More than two decades ago, the U.S. Food and Drug Administration (FDA) granted GMOs “generally regarded as safe” status, meaning the industry had no obligation to conduct long-term safety studies. And while GMOs don’t have what scientists call “acute” effects, what about “chronic” effects — those that come on gradually and can’t easily be tied to one cause? The French study — the most comprehensive GMO safety assessment ever conducted — highlights that concern. It involved 200 rats and spanned two years, the life expectancy of the species of rat used. Previously, the longest study had lasted 240 days, says Michael Hansen, senior scientist at Consumers Union and an expert on GMO research. Industry-funded studies typically last just 90 days.
The researchers investigated how eating Monsanto’s Roundup-Ready corn (and any Roundup herbicide traces that may come with it) affected rats’ health. They separated rats into 10 groups: Three had part of their standard diet replaced at varying levels with Roundup-Ready corn that had been treated with Roundup in the field; three received the same feed protocol, but with untreated Roundup-Ready corn; three ate no GM corn but had tiny amounts of Roundup herbicide in their drinking water; and one control group ate two-thirds standard rat chow and one-third non-GM corn. Each group contained 10 females and 10 males.
The researchers say their results show “severe adverse health effects, including mammary tumors and kidney and liver damage, leading to premature death” from Roundup-Ready corn and Roundup herbicide, whether they were consumed separately or together. Almost all of the ill effects manifested after 90 days. By the end of the study, 50 to 80 percent of the females had developed large tumors, compared with 30 percent developing tumors in the control group. In males, liver congestion and necrosis were 2.5 to 5.5 times higher than in the control group, and there were 1.3 to 2.3 times more instances of kidney disease. Overall, among the rats receiving GM corn and/or Roundup, up to 50 percent of males and 70 percent of females died prematurely, compared with only 30 percent and 20 percent in the control group.
So does the study close the case? Are GMOs dangerous? Predictably, industry-aligned scientists are questioning the study, but even longtime critics of GMOs, including Hansen, have concerns. Hansen says that while the new study was longer and better designed than any of the industry GMO safety studies, the sample size — 10 males and 10 females per group — was too small to draw conclusions from.
Hansen says, however, that while the individual comparisons may not be statistically significant because of sample size, the results still paint a troubling picture. The study made 54 comparisons between treated rats and control rats, and in all but four, the treated rats showed worse outcomes. “That’s suggestive that there’s something going on and that there should be further research,” Hansen says, adding that a possible reason the researchers didn’t use a greater number of rats to get more robust results is because multiyear rat studies are extremely expensive.
That fact highlights how little funding goes to GMO safety studies.

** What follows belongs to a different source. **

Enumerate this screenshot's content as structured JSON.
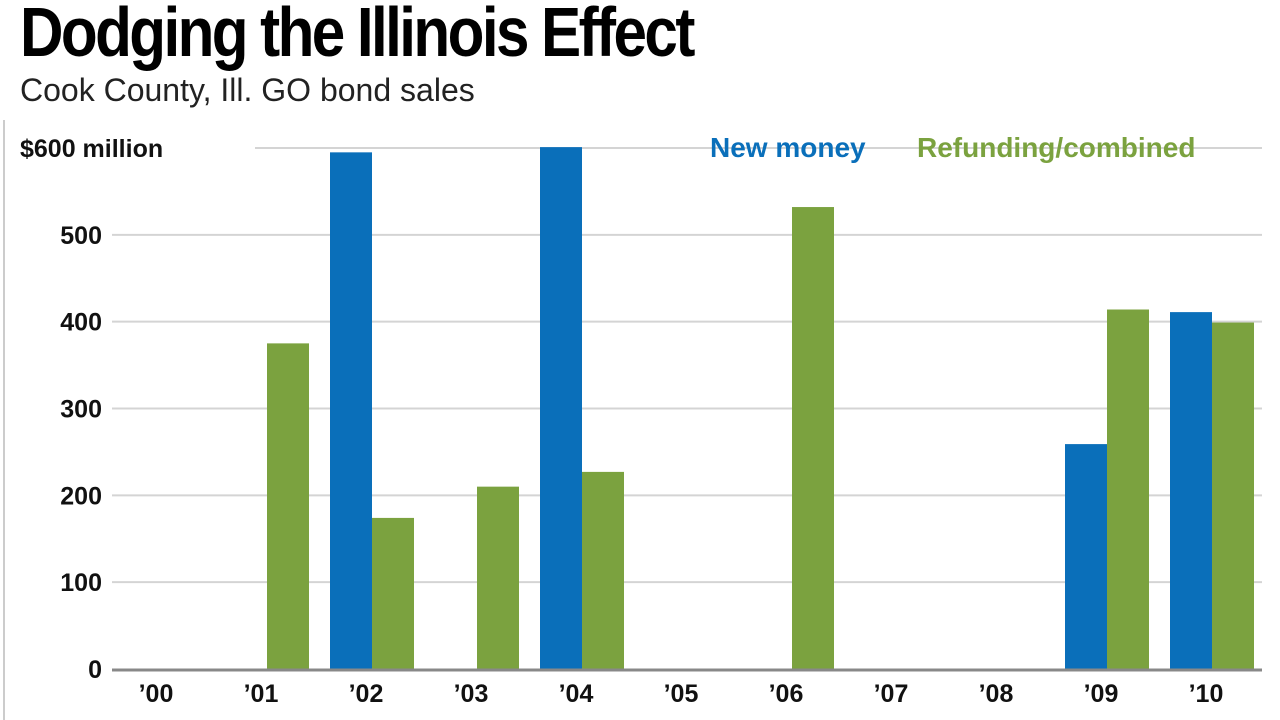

Between 1992 and 2002 — a period of rapid GM crop development — the USDA spent about $1.8 billion on biotech research, of which only 1 percent went to safety testing. Meanwhile, the ag industry uses its patent power to maintain tight control over who researches what, and it dominates the research agenda at U.S. agriculture universities. The French study didn’t fully illuminate the situation, but it’s a start.